For life insurance companies, Covid-19 could become a problem if the virus spreads globally to a larger extent. The asset-liability management of life insurance companies is usually based on very high predictability of policy-outflows. If the average life expectancy in the contracts would be shocked asymmetrically, this might negatively impact the whole financing construct of these companies. SARS, however, was too mild to meaningfully negatively impact life insurance companies.
In contrast, as far as we know, the underwriting risks for most European reinsurance companies are rather modest, despite a strong increase in exposure to Asia since SARS. Most of today’s policy risks are related to death benefits. For property & casual, in contrast, the impact of virus-related business interruptions is more or less excluded from most policies today (a consequence of the SARS experience).
For capital goods companies there is no clear direction of development. It all depends on the concrete end-markets. Some of them are highly negatively affected (e.g. those with exposure to autos, shipping, etc.) and some even benefit (e.g. those with a focus on healthcare topics).

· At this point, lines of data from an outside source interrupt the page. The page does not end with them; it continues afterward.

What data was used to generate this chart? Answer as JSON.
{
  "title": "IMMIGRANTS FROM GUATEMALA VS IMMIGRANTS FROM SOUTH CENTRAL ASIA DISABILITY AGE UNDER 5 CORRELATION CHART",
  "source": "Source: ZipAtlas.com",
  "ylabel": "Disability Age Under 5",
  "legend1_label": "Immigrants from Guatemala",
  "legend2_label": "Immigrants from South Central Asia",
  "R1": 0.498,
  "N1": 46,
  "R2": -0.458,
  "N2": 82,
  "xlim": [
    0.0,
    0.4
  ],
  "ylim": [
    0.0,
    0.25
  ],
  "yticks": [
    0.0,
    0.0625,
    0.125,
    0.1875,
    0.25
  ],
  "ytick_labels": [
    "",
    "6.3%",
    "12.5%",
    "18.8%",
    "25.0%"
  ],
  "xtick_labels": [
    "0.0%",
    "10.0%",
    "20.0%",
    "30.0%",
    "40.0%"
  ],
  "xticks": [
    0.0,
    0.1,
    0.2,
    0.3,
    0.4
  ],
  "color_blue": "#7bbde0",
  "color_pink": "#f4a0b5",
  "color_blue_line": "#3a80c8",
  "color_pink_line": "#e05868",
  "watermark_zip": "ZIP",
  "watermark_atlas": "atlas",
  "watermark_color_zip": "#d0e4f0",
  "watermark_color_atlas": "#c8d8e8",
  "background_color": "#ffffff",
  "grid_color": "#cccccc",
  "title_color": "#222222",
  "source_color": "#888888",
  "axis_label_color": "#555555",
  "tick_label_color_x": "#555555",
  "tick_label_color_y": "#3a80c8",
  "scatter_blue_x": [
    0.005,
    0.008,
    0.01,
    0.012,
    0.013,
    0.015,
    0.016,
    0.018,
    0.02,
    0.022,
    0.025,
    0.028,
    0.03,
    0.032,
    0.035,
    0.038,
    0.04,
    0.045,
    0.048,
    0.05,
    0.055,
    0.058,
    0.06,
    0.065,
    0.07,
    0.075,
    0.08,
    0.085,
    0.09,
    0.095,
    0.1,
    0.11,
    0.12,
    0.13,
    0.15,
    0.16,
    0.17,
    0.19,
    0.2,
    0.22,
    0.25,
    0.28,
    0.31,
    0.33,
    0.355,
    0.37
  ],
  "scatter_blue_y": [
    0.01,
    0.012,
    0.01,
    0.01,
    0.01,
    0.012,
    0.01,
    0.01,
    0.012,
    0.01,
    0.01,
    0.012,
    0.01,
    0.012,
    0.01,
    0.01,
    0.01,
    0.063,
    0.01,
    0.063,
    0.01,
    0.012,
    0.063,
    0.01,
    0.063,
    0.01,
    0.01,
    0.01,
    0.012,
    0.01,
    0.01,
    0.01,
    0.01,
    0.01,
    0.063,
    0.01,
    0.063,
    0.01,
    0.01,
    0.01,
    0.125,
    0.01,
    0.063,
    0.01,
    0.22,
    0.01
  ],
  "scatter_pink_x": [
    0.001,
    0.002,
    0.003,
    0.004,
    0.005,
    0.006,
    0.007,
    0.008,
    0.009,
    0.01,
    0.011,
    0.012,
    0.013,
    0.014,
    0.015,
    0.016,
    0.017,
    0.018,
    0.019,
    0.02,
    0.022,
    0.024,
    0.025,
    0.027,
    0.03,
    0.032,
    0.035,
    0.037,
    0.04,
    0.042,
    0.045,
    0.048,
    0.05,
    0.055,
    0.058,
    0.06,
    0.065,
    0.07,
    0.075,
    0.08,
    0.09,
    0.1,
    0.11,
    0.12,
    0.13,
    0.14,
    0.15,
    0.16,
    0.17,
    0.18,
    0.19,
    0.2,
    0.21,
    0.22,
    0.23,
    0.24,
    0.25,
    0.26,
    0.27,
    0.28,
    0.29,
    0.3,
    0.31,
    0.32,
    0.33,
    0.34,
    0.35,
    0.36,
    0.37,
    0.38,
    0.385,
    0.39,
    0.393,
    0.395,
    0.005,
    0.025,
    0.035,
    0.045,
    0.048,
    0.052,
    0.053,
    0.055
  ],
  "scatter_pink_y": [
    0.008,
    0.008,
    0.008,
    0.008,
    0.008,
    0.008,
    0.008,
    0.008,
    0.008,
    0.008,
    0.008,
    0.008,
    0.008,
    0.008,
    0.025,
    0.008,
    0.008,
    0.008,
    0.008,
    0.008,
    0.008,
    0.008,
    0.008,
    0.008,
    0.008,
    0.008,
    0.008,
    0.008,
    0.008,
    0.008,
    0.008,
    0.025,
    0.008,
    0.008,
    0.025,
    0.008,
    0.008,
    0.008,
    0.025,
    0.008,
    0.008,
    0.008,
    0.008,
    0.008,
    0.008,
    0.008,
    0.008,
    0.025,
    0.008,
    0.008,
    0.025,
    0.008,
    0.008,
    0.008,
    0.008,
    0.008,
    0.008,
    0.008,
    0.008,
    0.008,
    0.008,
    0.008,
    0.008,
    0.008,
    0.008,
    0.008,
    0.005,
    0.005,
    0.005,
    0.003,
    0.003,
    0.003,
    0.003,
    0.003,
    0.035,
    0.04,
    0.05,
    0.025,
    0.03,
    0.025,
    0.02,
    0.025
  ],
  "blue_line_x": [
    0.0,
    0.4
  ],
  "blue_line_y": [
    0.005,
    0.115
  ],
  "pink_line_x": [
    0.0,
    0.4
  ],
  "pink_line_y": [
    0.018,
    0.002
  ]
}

For some consumer staples companies such as alcoholic beverage producers, it is worth highlighting that in China roughly 50% of beer consumption takes place out of the home. This means that the current drop in restaurant and bar visits in China might have a meaningful impact on some international consumer staples companies.
For commodity-based business models such as utilities, mining or steel companies all depends on what the impact of Covid-19 is on commodity prices. For coal-dependent business models – at least as it seems as for now – the impact is rather negative. China is a big net-consumer of coal and the coal consumption is very low currently (it has not recovered after the Lunar New Year break). For steel, things are not that clear. China is the biggest producer but also the biggest consumer of steel products. Once things normalize, it will also be interesting how market prices react to the time lags (restoration of the Chinese production chain will take some time due to ramp-up phases and some necessary maintenance work; additionally there is a time lag until the deliveries of products will arrive in markets like the EU (some weeks)). And finally, if the crisis takes longer, there might also be some consequences on CapEx decisions in the commodity sectors. This, in turn, might lead to long-term effects on the supply-demand-relationship and hence on commodity prices.